2.1.5. Minimisation explicite du dérangement

Afin de minimiser la portée de l’ingérence commise, le vendeur explique les raisons de sa visite.

Interaction n°43 :’ ‘2 V : bonjour madame excusez-nous d’vous déranger on réalise une petite enquête auprès des habitants du quartier’ ‘ Interaction n°20 :’ ‘4 V : excusez-moi d’vous déranger: je viens récupérer la p’tite fich:e

Dans la présentation de sa démarche, le vendeur indique qu’il ne s’agit que d’une « petite enquête » ou encore que la visite ne sert qu’à « récupérer la p’tite fiche » 263 . Ces informations sont apportées dès les premières interventions du démarcheur puisqu’elle suivent immédiatement l’échange de salutations. Elles permettent au prospect de cerner l’objectif de la démarche (même si celui-ci reste flou). Le vendeur ne pouvant guère entrer dans le détail 264 , ces explications sont complétées par des précisions qui minimisent explicitement le dérangement provoqué.

Interaction n°2 :’ ‘8 V : c: (.) c’est pas très très long c’est absolument pas indiscret [...]’ ‘ Interaction n°4 :’ ‘58 V : c’est pas compliqué [...] oh c’est pas bie- c’est pas bien méchant’ ‘ Interaction n°5 :’ ‘15 V : c’est pas très très long en plus’ ‘ Interaction n°23 :’ ‘25 V : [...] y en a pas pour très longtemps [...]’ ‘ Interaction n°24 :’ ‘15 V : [...] c’est très rapide hein [...] (il) y en a pour cinq minutes hein [...]’ ‘ Interaction n°25 :’ ‘39 V : [...] on va pas vous embêter trop longtemps [...]’ ‘ Interaction n°30 :’ ‘8 V : ah ben on fait une enquête tout simplement (.) qui est assez rapide pour les gens pressés [...]’ ‘ Interaction n°48 :’ ‘18 V : ça- ça a rien d’long c’est absolument pas indiscret j’vous rassure c’est très très rapide’

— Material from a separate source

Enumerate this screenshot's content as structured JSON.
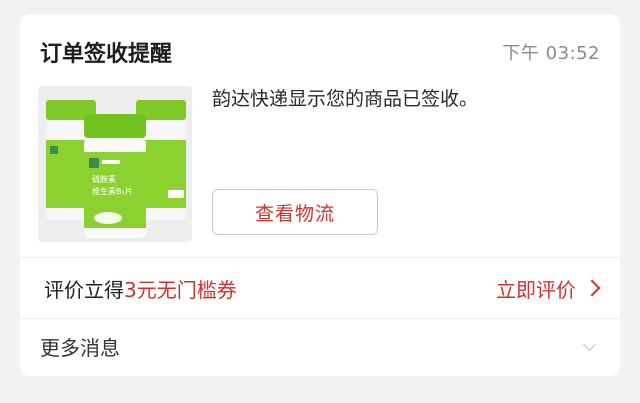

Ces quelques interventions ont une double fonction. Tout d’abord, elle permettent de devancer les objections que le prospect est susceptible d’avancer contre la démarche qui lui est proposée. L’argument le plus fréquent est le manque de temps et ce thème est largement évoqué dans les précisions apportées par le vendeur . Ensuite, ces interventions rassurent un prospect menacé sur son territoire personnel. La démarche met en danger sa face négative aussi bien au niveau temporel (à cette inquiétude le visiteur précise « c’est pas très très long » [8V, I2], « on va pas vous embêter trop longtemps » [39V, I25]), qu’au niveau des ses savoirs secrets (mais « c’est absolument pas indiscret » [18V, I48], « c’est pas bien méchant » [58V, I4]).

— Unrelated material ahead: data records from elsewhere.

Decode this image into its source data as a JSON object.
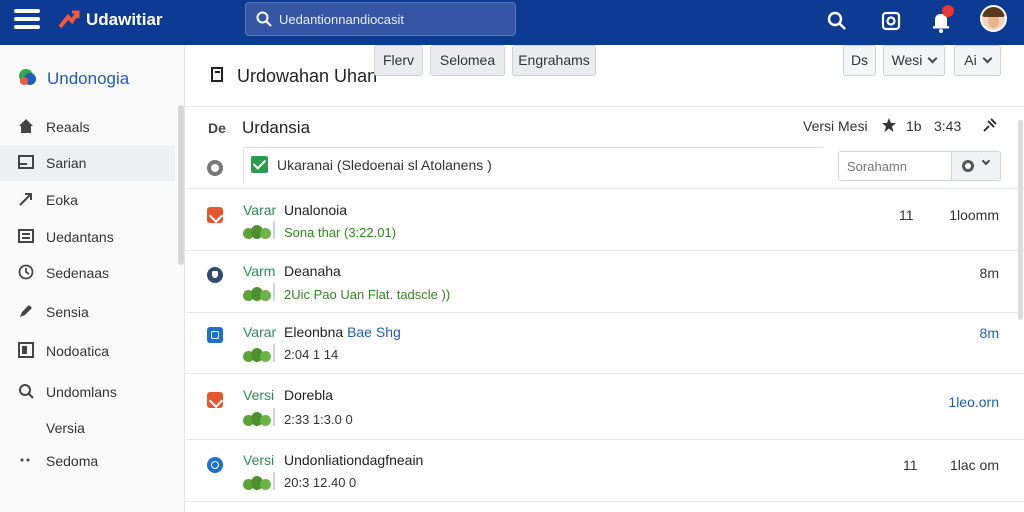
{
  "topbar": {
    "app_title": "Udawitiar",
    "search_text": "Uedantionnandiocasit",
    "bg_color": "#0d3a93"
  },
  "sidebar": {
    "brand": "Undonogia",
    "items": [
      {
        "label": "Reaals",
        "icon": "home-icon"
      },
      {
        "label": "Sarian",
        "icon": "doc-icon",
        "active": true
      },
      {
        "label": "Eoka",
        "icon": "arrow-icon"
      },
      {
        "label": "Uedantans",
        "icon": "inbox-icon"
      },
      {
        "label": "Sedenaas",
        "icon": "clock-icon"
      },
      {
        "label": "Sensia",
        "icon": "pen-icon"
      },
      {
        "label": "Nodoatica",
        "icon": "square-icon"
      },
      {
        "label": "Undomlans",
        "icon": "search-icon"
      },
      {
        "label": "Versia",
        "icon": ""
      },
      {
        "label": "Sedoma",
        "icon": "dots-icon"
      }
    ]
  },
  "header": {
    "title": "Urdowahan Uhan",
    "btn1": "Flerv",
    "btn2": "Selomea",
    "btn3": "Engrahams",
    "right1": "Ds",
    "right2": "Wesi",
    "right3": "Ai"
  },
  "content": {
    "doc_label": "De",
    "title": "Urdansia",
    "version": "Versi Mesi",
    "count": "1b",
    "time": "3:43",
    "filter_text": "Ukaranai (Sledoenai sl Atolanens )",
    "search_placeholder": "Sorahamn",
    "rows": [
      {
        "tag": "Varar",
        "name": "Unalonoia",
        "name_accent": "",
        "sub": "Sona thar (3:22.01)",
        "sub_style": "green",
        "num": "11",
        "right": "1loomm",
        "right_style": "gray",
        "icon": "orange"
      },
      {
        "tag": "Varm",
        "name": "Deanaha",
        "name_accent": "",
        "sub": "2Uic Pao Uan Flat. tadscle ))",
        "sub_style": "green",
        "num": "",
        "right": "8m",
        "right_style": "gray",
        "icon": "navy"
      },
      {
        "tag": "Varar",
        "name": "Eleonbna ",
        "name_accent": "Bae Shg",
        "sub": "2:04 1 14",
        "sub_style": "gray",
        "num": "",
        "right": "8m",
        "right_style": "blue",
        "icon": "blue"
      },
      {
        "tag": "Versi",
        "name": "Dorebla",
        "name_accent": "",
        "sub": "2:33 1:3.0 0",
        "sub_style": "gray",
        "num": "",
        "right": "1leo.orn",
        "right_style": "blue",
        "icon": "orange"
      },
      {
        "tag": "Versi",
        "name": "Undonliationdagfneain",
        "name_accent": "",
        "sub": "20:3 12.40 0",
        "sub_style": "gray",
        "num": "11",
        "right": "1lac om",
        "right_style": "gray",
        "icon": "blue2"
      }
    ]
  }
}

Ces minimisations apparaissent au moment où le prospect hésite à accepter l’enquête proposée. Ce sont des arguments en faveur d’un accord. Même si le fait de dire que l’entretien est rapide constitue un véritable mensonge 265 , cette précision peut influencer la décision du prospect. S’il semblait décidé à ne pas perdre de temps, il peut alors changer d’avis puisque la démarche est censée ne l’occuper qu’un court instant. La menace territoriale commise est alors atténuée par sa prétendue rapidité.

Le vendeur produit par conséquent des minimisations explicites de l’offense commise. Evoqué tout au long de l’interaction, le thème du dérangement occupe une place centrale dans le développement des interventions du démarcheur. En reconnaissant l’offense territoriale qu’il commet, il atténue du même coup la menace que peut ressentir son interlocuteur. Il essaie, tout en s’excusant pour le dérangement occasionné, de le convaincre que cette menace reste minime puisqu’il ne s’agit que d’une enquête « très rapide » et « absolument pas indiscrète ».

Notes
263.

L’omniprésence du minimisateur « petit » sera étudiée sous le point 2.3. 

264.

Le vendeur ne peut et ne veut pas préciser davantage l’objectif de la visite. Aucun développement de la démarche n’est possible sur le pas de la porte sans mettre en péril son bon déroulement. Ainsi, il se contente de donner un minimum d’informations. Face aux interrogations du prospect, il précise généralement simplement le sujet de l’enquête, par exemple : « c’est pour savoir comment les gens s’informent » (9V, I1).

265.

Hors les cas où le particulier ne représente pas un bon client pour le vendeur, l’entretien entre les participants peut durer jusqu’à près d’une heure (interaction n°56), voire plus de deux heures comme ce fut le cas pour l’interaction n°24 dans laquelle le vendeur annonçait pourtant, lors de l’entrée en porte : « [...] c’est très rapide [...] (il) y en a pour cinq minutes hein madame R. [...] » (15V, I24).